Hydrogen peroxide production of mitochondria on pyruvate (ETC complex I substrate) in the presence of mitochondria-targeted pesticides and after MB addition (the data are shown as mean ± SD, n = 6). Pesticides, MB and mitochondria were directly added to the cuvette. MB was added to the concentration of 2 μM. The concentration of the pesticides in cuvette see in Table 1. * Statistically significant differences in the hydrogen peroxide production of mitochondria in the absence and presence of pesticide, p < 0.001. ** Statistically significant differences in the hydrogen peroxide production of mitochondria in the presence of pesticide and pesticide + MB, p < 0.01.

Figure 3

MB restored mitochondrial membrane potential on glutamate + pyruvate (ETC complex I substrate) after dissipation by fenazaquin (A), pyridaben (B), tolfenpyrad (C), and hydramethylnon (D). Chlorfenapyr uncoupled mitochondrial respiration on both glutamate + pyruvate (E) and α-glycerophosphate (F); 2,4-DNP, 2,4-dinitrophenol. Pesticides, MB and mitochondria were directly added to the cuvette. MB was added to the concentration of 2 μM. The concentration of the pesticide in cuvette see in Table 1, n = 6.

Figure 4

Effect of pesticides and MB on the mitochondrial respiration on ETC complex I substrates (the data are shown as mean ± SD, n = 6); Pyr pyruvate, Glu glutamate.
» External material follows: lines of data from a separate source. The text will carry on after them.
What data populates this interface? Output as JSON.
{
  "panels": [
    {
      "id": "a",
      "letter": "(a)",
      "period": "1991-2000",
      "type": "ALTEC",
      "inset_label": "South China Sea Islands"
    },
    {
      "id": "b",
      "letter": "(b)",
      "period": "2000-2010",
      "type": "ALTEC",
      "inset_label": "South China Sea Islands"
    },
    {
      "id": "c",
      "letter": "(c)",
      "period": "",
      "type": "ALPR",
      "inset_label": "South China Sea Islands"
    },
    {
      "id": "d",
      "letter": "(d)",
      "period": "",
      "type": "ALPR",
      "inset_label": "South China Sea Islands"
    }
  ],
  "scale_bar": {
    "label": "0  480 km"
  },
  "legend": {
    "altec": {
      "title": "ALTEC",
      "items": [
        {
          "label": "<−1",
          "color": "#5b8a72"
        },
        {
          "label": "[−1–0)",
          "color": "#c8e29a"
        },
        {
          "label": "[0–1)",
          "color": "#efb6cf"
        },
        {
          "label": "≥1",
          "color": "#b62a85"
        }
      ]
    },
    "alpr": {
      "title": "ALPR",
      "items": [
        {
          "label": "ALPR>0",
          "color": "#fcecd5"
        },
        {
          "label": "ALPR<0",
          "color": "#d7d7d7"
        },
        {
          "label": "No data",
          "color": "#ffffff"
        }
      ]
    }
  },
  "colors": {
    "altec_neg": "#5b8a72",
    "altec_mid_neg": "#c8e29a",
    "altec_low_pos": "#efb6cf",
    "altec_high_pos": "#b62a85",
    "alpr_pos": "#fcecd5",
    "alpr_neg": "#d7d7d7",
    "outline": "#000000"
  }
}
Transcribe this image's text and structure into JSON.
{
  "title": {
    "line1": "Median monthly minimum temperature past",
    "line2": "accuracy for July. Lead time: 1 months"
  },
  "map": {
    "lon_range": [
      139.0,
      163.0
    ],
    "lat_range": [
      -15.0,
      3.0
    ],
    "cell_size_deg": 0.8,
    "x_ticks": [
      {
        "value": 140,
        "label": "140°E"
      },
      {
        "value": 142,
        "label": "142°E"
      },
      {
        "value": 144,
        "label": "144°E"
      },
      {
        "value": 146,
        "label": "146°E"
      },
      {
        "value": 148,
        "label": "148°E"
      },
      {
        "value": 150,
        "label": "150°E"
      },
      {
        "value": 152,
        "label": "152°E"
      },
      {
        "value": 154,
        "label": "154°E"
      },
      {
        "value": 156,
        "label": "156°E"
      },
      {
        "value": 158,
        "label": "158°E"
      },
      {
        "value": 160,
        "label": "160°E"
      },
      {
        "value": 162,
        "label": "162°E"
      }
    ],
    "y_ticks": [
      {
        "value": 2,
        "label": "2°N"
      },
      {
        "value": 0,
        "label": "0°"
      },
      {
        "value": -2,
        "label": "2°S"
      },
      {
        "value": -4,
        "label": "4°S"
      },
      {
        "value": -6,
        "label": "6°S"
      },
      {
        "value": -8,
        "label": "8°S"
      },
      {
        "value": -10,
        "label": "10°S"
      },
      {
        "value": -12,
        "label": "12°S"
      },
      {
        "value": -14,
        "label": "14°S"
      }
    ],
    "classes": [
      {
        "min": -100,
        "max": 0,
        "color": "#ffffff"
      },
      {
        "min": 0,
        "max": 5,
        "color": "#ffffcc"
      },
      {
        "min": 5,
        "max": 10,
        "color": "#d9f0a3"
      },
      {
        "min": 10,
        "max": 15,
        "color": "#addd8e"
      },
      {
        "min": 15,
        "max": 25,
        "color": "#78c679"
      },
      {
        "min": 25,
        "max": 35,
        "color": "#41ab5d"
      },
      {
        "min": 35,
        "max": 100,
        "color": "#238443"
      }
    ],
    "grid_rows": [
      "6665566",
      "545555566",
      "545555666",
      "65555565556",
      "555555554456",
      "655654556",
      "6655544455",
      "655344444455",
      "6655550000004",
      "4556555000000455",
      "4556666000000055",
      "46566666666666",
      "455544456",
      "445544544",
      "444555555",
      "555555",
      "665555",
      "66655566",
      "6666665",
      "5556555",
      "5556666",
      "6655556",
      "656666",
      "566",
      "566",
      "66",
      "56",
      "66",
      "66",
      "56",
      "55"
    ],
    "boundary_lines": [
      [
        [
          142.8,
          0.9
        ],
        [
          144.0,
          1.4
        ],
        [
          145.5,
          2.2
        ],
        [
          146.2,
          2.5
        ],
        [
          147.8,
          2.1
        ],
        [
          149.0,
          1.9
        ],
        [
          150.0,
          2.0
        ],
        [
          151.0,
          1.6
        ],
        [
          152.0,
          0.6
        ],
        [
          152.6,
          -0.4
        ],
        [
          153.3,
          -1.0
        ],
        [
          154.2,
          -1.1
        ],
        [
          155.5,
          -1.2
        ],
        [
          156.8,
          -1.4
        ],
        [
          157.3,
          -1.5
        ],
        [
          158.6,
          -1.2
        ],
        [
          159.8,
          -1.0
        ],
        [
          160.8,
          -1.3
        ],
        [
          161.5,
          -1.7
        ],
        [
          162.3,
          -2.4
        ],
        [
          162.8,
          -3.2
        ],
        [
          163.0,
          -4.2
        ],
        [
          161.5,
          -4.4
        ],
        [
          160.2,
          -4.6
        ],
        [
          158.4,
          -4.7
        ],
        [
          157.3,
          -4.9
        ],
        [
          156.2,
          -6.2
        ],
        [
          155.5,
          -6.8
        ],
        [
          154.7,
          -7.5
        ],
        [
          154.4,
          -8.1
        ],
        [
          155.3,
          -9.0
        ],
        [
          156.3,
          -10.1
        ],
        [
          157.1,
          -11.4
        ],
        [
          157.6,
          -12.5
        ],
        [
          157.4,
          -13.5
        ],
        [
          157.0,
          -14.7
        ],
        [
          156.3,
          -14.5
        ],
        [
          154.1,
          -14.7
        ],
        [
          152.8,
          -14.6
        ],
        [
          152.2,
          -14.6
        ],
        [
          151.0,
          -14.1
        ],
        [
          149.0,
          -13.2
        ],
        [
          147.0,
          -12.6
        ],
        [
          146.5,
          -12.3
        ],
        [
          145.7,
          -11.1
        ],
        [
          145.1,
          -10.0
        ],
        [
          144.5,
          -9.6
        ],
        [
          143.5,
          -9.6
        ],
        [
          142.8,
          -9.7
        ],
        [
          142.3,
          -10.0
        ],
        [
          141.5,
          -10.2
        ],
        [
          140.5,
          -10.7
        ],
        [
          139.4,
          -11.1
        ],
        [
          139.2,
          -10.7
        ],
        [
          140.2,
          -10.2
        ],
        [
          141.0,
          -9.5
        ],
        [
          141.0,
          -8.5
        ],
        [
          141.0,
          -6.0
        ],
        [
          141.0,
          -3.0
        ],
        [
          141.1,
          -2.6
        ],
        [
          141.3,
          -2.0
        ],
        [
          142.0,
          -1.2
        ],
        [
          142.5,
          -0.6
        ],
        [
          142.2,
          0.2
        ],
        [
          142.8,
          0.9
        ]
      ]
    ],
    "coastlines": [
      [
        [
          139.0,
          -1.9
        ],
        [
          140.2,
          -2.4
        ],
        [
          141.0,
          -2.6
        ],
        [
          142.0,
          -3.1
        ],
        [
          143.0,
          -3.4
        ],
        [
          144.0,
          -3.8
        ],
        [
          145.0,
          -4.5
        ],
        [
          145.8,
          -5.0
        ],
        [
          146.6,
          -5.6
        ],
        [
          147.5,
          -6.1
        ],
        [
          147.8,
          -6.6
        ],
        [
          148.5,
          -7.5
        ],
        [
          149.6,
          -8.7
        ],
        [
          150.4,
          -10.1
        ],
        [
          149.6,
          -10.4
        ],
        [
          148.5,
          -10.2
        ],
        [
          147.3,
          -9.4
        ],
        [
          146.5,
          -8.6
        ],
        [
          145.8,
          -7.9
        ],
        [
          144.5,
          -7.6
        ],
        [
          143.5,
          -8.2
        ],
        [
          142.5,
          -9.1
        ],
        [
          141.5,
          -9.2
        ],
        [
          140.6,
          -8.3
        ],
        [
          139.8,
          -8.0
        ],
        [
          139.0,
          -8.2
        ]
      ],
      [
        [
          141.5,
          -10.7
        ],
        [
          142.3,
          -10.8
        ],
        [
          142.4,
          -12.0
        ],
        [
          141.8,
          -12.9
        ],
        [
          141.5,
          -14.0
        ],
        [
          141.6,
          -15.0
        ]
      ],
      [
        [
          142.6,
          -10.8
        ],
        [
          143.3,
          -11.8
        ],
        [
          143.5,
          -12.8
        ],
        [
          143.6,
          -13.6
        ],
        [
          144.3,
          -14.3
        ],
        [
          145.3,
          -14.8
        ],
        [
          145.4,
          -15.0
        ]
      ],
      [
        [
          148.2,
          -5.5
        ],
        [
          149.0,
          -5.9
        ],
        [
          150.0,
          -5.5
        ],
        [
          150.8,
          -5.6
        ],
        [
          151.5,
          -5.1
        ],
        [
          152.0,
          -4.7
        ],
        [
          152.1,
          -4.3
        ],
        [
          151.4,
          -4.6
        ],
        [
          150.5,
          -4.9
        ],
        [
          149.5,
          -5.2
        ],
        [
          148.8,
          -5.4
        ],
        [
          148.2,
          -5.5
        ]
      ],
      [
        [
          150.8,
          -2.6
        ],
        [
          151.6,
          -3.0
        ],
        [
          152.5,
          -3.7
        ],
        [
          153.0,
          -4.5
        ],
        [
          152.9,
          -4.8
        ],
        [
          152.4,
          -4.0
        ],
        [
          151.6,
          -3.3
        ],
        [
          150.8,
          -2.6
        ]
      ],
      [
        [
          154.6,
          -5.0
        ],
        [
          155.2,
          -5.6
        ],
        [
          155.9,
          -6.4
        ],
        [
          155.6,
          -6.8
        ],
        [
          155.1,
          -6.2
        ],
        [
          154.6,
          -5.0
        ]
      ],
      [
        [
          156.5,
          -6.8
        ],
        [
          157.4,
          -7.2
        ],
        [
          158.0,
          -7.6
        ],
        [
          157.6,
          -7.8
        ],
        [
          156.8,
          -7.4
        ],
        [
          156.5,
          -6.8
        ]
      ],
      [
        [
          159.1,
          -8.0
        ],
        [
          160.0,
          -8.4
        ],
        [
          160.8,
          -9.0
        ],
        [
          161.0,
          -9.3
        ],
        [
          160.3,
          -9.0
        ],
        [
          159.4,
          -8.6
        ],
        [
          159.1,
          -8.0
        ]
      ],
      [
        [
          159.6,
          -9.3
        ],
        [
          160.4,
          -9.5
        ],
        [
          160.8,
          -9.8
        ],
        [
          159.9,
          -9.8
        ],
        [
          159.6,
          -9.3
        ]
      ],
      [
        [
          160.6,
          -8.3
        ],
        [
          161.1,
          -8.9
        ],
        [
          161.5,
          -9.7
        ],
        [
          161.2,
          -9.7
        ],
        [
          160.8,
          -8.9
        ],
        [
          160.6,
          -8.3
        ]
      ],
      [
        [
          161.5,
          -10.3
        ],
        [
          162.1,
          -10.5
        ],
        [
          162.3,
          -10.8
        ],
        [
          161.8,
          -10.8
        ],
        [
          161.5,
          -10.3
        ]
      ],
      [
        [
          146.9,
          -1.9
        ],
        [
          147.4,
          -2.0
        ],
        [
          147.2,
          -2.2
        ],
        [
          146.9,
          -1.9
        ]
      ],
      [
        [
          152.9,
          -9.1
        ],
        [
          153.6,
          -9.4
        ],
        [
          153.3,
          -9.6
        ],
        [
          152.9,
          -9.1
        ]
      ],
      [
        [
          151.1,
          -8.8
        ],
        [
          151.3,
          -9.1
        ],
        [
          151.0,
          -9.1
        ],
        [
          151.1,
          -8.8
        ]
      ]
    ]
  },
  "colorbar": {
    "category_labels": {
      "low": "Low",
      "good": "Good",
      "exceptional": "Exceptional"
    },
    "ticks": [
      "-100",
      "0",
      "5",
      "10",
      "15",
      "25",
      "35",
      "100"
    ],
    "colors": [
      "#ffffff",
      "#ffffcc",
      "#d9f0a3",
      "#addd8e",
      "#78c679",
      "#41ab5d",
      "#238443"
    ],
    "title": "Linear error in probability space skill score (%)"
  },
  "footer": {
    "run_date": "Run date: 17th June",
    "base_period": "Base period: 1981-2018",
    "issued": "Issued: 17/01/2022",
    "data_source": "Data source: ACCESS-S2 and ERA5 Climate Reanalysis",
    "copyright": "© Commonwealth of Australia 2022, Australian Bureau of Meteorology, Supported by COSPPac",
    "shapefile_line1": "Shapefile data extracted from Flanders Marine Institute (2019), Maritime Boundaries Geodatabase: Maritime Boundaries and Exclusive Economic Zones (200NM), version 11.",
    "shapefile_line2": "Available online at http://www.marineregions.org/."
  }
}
Pesticides, MB and mitochondria (120 μg) were directly added to the oxygraph chamber. MB was added to the concentration of 2 μM. The concentration of the pesticide in oxygraph chamber see in Table 1, n = 6. *Statistically significant differences in the mitochondrial respiration rate in the absence and presence of pesticide, p < 0.001. **Statistically significant differences in the mitochondrial respiration rate in the presence of pesticide and pesticide + MB, p < 0.05.